I love our track lots and lots and lots

Trainer has been on me about conditioning and let’s be real, I like any excuse to go gallop on our track and live all of my Thoroughbred series childhood dreams, so I’m not complaining. Our barn is a former racehorse training barn, so we have an amazing track to go work on. I like to do a lot of my warm-ups and cool downs there too, and Doc likes it because he’s far too good at sneaking bites of grass when I’m not paying attention. Like, dude, this is why you have to do so much conditioning work – ’cause you got a booty like some rap star’s girlfriend and you won’t stop eating.

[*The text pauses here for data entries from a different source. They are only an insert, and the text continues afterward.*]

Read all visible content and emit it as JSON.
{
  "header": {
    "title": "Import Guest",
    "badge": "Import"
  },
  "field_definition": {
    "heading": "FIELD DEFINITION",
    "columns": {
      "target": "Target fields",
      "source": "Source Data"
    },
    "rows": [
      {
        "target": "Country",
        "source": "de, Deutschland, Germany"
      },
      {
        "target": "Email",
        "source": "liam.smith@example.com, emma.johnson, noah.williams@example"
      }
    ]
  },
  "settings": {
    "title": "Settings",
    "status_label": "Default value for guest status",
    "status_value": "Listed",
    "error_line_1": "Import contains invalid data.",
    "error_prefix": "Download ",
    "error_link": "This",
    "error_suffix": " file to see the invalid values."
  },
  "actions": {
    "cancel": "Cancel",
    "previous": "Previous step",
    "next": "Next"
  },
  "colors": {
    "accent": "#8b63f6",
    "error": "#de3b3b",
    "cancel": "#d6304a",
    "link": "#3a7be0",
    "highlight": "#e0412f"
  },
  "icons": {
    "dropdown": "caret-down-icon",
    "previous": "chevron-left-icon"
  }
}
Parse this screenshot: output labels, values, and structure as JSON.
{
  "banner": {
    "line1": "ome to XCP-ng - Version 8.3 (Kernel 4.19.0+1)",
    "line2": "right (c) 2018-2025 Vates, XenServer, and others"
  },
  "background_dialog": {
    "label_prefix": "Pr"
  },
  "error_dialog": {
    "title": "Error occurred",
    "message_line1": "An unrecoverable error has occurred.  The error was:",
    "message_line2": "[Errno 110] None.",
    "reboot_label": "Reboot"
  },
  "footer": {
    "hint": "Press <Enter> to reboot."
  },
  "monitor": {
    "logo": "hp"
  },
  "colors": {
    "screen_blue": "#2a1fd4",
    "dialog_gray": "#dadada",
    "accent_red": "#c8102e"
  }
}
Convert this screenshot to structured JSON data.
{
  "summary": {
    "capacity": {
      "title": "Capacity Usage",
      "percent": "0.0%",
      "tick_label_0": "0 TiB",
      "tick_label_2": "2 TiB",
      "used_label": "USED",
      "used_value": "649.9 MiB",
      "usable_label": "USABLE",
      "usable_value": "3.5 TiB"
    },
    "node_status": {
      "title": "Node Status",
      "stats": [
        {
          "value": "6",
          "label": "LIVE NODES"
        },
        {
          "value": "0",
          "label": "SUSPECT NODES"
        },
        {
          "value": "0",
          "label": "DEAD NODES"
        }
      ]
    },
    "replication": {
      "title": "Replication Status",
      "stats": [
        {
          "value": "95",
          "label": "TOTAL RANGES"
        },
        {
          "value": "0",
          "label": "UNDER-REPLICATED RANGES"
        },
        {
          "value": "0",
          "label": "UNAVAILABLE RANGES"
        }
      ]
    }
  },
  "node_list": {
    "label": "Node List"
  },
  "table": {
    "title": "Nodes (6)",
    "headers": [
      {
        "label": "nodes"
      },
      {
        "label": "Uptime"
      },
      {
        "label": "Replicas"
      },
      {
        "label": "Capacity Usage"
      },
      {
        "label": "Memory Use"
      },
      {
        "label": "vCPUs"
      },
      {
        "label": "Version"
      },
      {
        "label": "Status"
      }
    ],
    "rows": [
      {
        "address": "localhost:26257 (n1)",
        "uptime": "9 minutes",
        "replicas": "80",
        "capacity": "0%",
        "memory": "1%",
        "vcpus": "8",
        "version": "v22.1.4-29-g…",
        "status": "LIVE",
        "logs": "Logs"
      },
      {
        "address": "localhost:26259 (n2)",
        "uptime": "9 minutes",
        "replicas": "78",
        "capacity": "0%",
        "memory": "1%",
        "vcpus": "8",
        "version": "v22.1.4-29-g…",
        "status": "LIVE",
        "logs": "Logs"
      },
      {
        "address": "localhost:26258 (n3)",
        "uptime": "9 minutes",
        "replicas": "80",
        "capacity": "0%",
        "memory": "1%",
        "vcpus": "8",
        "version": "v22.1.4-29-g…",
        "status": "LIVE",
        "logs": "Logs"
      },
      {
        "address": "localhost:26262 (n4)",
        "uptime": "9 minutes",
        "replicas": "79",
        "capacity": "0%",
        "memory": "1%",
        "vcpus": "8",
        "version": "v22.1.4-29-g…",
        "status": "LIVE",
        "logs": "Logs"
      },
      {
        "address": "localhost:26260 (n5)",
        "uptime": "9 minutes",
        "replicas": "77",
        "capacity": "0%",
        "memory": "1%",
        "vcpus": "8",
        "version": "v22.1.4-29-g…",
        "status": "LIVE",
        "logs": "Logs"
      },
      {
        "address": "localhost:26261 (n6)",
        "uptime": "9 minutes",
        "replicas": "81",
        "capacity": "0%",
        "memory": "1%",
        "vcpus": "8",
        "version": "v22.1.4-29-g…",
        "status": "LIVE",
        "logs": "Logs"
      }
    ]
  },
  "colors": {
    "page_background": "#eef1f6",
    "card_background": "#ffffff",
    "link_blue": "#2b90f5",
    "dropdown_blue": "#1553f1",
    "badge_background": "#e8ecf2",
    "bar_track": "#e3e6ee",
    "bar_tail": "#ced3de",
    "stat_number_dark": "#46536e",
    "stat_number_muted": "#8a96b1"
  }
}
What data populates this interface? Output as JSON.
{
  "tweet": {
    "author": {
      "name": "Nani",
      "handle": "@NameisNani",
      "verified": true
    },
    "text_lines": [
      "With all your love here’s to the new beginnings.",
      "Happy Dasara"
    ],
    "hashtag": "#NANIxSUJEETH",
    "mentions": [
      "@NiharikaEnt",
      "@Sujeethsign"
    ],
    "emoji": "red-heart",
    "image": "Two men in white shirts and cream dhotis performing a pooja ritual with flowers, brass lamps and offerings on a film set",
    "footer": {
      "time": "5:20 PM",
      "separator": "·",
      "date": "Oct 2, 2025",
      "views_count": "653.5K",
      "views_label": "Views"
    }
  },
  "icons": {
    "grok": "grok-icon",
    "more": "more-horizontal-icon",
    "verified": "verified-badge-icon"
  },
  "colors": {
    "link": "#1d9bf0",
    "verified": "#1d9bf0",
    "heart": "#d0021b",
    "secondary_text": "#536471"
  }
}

Walk warm up, two laps of trot, lap of gallop, change direction, repeat

I’ve been using the app Terra Map to help track rides and speed (I am incapable of distinguishing between fast, really fast, kind of fast and too fast).  Mostly what I’m finding is that I’m the one in desperate need of conditioning here. Talk about some dead legs. Two point ‘tober, I am NOT ready for you. It doesn’t help that it’s 90+ degrees here and I’m very, very confused if I live in Indiana or South Carolina or what month it is. I’m trying not to complain because I’m downright terrified of winter, but also… I nearly killed the horse and myself on Friday.

Not actually Friday, but same facial expressions were made

We were doing this same ride routine, only it was 9am and somehow already Alabama-hot-and-humid and by the time I was done, I was pretty sure I was not going to live to see the next day. Not really that big of an issue (Go figure the fact that I lived down south for 7 years, I’m the world’s biggest baby about heat. And cold. Basically my body is horrible at regulating temperature)… except the barn’s water was turned off while they were repairing something. And my poor horse was drenched.

Twenty minutes of sponge/scrape with a glorious forgotten extra bucket of water, I felt comfortable enough to leave him standing under the fan (keep in mind, he could not have cared less this entire time and stood there eating breakfast, so I guess I’m just a paranoid helicopter mom) and downed like 94 gallons of water (jk the two water bottles in my car).

You win, Indiana September, you win.

We walked today. Nobody died. Tuesday accomplishments.